Asian Malaysian said...

Hi Chris K, Isnt steam the pressure in a pressure cooker. Doesnt that you mean you have to initially bring it to the boil to build up the pressure before reducing the temperature? Almost all the cookbooks Ive read seem quite adamant that you should never bring a stock to a boil.

Chris K. said...

Hey AM,

No need to boil anything. After skimming your stock, close the lid and allow the pressure cooker to seal. Then lower the heat and wait for 40-60 minutes.

At no point should there be lots of steam shooting out of the valve - that indicates boiling, which is bad. A little bit of steam escaping every now & then is OK.

Always remember to fill the pressure cooker no more than 2/3 full - otherwise it won't achieve adequate pressure.

Asian Malaysian said...

Thanks, Chris. Looks like I'll have to start hunting for a pressure cooker.

Eric said...

I use a pressure cooker frequently and it has it's place. The best use of this tool is for tough meats that require long cooking to make them tender. A corned beef takes 50 minutes, pork butt is shred-able in 1 hour. Lemon chicken in 20 minutes and so on.

Chef is correct however that stocks made with a PC are cloudy. The liquid IS boiling, at a higher temperature than 212F. That's what the rocking steam weight is doing on top of the pot.

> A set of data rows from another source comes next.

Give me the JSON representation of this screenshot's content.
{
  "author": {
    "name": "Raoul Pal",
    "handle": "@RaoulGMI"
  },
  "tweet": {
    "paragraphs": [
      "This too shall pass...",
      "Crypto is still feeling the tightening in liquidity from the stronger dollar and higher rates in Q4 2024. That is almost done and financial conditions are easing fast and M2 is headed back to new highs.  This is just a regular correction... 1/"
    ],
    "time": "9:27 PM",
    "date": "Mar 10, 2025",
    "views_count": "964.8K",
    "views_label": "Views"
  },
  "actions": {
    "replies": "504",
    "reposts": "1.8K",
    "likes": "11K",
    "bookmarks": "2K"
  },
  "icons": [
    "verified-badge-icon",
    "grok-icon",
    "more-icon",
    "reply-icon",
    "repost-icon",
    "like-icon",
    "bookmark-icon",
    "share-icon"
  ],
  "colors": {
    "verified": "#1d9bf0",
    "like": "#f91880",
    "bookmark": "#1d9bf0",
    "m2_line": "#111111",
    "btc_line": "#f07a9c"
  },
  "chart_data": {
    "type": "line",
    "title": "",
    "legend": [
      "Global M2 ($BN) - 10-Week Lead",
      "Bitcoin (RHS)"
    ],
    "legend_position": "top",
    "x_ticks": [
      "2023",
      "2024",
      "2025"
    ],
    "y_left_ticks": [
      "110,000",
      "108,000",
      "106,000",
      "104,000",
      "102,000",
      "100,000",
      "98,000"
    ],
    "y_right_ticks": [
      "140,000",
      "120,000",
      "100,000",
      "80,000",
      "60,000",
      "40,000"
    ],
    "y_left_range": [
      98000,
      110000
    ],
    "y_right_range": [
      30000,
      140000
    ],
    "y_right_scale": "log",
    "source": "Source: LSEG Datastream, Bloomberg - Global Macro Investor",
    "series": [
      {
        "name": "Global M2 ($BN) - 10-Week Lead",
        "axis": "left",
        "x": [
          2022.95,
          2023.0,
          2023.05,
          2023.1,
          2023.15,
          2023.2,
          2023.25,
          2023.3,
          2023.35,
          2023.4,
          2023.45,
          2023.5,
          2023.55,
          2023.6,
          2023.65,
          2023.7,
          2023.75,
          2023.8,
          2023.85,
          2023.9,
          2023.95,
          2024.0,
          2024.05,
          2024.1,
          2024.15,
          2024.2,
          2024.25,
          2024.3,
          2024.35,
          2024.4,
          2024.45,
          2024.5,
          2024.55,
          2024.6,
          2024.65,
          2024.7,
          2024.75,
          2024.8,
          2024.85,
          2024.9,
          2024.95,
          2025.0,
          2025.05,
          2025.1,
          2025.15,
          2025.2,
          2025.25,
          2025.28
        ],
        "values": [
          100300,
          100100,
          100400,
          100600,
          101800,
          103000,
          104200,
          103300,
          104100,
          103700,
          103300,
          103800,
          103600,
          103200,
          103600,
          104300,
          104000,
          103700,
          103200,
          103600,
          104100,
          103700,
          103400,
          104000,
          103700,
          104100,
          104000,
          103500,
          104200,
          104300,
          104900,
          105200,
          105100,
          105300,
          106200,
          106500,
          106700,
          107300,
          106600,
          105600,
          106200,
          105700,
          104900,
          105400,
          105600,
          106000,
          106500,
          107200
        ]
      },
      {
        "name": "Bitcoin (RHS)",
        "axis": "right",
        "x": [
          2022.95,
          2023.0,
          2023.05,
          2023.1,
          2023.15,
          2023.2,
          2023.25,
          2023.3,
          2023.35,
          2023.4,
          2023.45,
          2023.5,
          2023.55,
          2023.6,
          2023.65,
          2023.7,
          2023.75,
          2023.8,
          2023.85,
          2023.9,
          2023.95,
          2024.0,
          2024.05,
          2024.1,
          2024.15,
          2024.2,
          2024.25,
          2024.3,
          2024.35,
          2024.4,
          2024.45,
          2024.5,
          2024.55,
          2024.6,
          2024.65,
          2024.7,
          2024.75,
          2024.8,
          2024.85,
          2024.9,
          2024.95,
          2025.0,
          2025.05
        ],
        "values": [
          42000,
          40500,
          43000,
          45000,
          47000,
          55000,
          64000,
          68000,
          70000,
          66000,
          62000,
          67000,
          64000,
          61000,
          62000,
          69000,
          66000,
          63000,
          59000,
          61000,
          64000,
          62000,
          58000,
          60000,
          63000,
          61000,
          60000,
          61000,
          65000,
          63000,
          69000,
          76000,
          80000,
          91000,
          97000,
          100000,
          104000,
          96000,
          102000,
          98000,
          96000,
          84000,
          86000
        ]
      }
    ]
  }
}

Do your self a big favor and try Chef John's braised ox tails or any braised dish here. Learning to braise properly will make you famous. Thanks Chef!

steve said...

Instead of tomato paste a mini can of V8 works great with the duration of cooking.

Food Junkie said...

I have a found a slow cooker to be a great way to do the long simmer needed for stocks. If you want to reduce you will have transfer to the stovetop after.

Twfme57 said...

Chef, can I make stock if I only have a little over one pound of bones or should I wait till I've gathered more (or buy more)? Trying to clean out my freezer!
Thanks !

Chef John said...

i would wait, or just add to one soup recipe.

alvin sentosa said...

hey Chef,
i was wondering how rich would this stock be?
if i was to make a beef soup, i was thinking oxtail, how much water/beef stock ratio would i use? or should i just use no water and only beef stock?